Moreover, I tend to avoid fluxcd/argocd in some situation. Or sometimes you have to avoid them. For example, installation of argocd operator actually requires you to install cert-manager beforehand (see https://argocd-operator.readthedocs.io/en/latest/install/manual/#enable-webhook-support).

Patrick0308 commented 3 months ago

In this case, two components keep trying to update webhook configuration installed by cert-manager.

This ResourceInterpreterCustomization fix the issue.

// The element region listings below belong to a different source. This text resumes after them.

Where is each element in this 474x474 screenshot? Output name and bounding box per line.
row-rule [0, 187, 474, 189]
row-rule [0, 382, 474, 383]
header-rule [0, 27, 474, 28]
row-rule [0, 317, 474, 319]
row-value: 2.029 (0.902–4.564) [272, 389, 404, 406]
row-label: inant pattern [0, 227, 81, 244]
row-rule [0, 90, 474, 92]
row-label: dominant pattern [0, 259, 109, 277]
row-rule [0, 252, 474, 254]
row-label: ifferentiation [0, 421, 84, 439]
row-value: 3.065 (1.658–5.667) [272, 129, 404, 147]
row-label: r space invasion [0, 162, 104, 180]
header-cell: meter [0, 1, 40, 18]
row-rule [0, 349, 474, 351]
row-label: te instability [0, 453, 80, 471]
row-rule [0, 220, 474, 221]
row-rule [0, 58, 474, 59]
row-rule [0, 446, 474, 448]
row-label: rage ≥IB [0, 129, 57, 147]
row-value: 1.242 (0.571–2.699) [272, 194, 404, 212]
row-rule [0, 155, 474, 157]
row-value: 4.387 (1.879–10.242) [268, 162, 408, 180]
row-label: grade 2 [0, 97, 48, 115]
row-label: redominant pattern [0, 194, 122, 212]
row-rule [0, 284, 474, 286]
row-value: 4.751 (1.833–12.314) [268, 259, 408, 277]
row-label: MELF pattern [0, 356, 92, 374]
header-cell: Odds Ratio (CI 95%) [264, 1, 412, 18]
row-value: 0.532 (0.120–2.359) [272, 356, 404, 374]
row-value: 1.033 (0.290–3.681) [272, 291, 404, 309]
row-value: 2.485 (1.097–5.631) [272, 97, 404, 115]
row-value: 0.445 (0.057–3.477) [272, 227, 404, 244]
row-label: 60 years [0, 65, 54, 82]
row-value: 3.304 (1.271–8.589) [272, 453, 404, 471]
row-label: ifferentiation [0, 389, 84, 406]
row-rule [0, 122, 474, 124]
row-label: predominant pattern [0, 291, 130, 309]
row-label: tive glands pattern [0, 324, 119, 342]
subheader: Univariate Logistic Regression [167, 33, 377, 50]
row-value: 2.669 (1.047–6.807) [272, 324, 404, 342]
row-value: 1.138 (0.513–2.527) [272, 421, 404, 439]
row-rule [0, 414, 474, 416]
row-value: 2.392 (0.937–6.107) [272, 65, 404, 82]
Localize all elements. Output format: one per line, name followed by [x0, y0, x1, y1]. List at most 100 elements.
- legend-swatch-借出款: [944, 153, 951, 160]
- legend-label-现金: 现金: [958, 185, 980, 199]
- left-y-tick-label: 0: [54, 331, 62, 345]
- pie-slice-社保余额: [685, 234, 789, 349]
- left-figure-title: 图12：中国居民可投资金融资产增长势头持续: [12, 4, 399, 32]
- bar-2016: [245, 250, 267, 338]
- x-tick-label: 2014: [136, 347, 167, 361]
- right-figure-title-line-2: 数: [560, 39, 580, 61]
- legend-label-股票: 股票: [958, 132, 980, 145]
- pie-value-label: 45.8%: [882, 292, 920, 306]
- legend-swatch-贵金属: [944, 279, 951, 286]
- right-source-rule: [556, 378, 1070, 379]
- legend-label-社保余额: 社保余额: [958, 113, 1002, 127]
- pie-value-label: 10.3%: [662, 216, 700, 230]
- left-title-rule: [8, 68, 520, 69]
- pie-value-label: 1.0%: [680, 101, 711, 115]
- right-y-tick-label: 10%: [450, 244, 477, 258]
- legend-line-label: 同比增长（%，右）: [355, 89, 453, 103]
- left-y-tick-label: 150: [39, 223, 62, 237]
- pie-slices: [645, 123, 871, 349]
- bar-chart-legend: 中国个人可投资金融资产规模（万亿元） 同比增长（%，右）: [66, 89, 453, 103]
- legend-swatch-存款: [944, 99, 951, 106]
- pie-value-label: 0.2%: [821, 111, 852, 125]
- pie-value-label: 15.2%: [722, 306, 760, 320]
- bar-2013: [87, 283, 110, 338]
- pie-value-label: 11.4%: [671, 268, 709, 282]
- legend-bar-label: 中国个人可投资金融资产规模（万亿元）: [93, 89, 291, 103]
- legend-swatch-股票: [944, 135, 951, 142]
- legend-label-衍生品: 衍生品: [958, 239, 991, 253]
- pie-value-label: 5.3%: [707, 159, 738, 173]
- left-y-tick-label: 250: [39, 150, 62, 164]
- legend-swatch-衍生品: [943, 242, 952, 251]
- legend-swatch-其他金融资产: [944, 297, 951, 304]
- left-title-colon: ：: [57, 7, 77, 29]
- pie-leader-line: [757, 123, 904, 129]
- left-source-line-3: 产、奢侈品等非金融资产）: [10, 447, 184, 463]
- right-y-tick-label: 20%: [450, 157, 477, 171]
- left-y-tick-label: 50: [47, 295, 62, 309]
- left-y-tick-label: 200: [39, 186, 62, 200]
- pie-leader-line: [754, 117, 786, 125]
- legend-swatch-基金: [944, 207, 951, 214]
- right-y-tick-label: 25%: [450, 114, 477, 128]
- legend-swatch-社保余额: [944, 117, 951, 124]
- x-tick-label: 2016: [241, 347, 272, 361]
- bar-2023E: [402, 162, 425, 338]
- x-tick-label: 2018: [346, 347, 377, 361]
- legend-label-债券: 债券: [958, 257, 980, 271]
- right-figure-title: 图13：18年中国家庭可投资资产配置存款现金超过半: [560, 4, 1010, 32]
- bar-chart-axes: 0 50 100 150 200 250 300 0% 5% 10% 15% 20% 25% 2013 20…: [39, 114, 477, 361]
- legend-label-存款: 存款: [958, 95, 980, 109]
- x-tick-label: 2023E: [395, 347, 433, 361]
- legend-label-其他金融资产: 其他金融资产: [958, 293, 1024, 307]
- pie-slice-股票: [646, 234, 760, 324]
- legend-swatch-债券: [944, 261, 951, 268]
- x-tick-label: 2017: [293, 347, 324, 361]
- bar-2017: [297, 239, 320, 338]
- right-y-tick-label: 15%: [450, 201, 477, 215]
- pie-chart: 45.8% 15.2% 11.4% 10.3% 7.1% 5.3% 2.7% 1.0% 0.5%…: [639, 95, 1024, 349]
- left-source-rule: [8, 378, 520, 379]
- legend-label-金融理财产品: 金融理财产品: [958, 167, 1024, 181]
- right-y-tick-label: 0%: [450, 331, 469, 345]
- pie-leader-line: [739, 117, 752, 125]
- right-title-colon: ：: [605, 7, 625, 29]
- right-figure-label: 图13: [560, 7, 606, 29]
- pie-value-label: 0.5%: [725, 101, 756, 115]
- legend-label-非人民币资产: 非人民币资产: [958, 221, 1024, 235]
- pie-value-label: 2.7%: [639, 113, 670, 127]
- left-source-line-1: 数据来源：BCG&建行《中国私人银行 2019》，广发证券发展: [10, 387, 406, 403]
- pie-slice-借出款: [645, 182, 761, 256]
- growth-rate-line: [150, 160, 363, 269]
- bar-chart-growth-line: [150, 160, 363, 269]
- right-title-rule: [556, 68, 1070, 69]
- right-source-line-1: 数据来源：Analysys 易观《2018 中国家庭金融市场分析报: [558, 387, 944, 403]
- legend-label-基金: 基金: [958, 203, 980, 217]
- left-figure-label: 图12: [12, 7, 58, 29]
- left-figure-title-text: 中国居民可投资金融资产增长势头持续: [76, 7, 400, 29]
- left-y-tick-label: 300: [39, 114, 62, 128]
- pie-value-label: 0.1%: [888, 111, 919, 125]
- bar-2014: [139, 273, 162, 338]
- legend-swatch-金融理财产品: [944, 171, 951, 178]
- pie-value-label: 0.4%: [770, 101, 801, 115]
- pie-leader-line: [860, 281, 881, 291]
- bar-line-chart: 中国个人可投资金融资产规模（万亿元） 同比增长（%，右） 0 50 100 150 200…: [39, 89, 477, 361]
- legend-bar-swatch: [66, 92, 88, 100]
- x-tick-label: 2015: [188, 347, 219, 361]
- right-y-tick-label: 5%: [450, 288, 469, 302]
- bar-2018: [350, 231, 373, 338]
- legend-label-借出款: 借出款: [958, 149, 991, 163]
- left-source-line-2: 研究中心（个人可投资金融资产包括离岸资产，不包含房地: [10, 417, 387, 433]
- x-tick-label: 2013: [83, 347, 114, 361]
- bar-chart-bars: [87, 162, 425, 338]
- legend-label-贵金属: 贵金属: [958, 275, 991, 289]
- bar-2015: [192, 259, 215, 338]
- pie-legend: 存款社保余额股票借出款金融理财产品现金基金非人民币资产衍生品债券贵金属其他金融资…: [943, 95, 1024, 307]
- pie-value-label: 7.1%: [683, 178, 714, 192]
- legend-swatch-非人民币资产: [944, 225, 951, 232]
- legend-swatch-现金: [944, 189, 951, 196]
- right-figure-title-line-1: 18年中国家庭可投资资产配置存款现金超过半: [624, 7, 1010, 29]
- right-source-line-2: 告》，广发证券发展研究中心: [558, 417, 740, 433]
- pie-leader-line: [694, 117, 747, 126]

apiVersion: config.karmada.io/v1alpha1
kind: ResourceInterpreterCustomization
metadata:
  name: mutatingwebhookconfiguration
spec:
  target:
    apiVersion: admissionregistration.k8s.io/v1
    kind: MutatingWebhookConfiguration
  customizations:
    retention:
      luaScript: >
        function Retain(desiredObj, observedObj)
          local desiredLength = #desiredObj.webhooks
          local observedLength = #observedObj.webhooks
          if desiredLength <= 0 or observedLength <= 0 then
            return desiredObj
          end
          for i = 1, math.min(desiredLength, observedLength) do
             if desiredObj.webhooks[i].clientConfig.caBundle == nil then
               desiredObj.webhooks[i].clientConfig.caBundle = observedObj.webhooks[i].clientConfig.caBundle
             end
          end
          return desiredObj
        end
RainbowMango commented 3 months ago

Thanks @Patrick0308 for the infomation.

This is the recommanded way to resolve the conflict that both Karmada and controllers running on member cluster tries to make update a resource.

But, it's worth noting that once you decalred a retention by ResourceInterpreterCustomization on MutatingWebhookConfiguration , that means all MutatingWebhookConfiguration resources will follow this rule specified per the luaScript.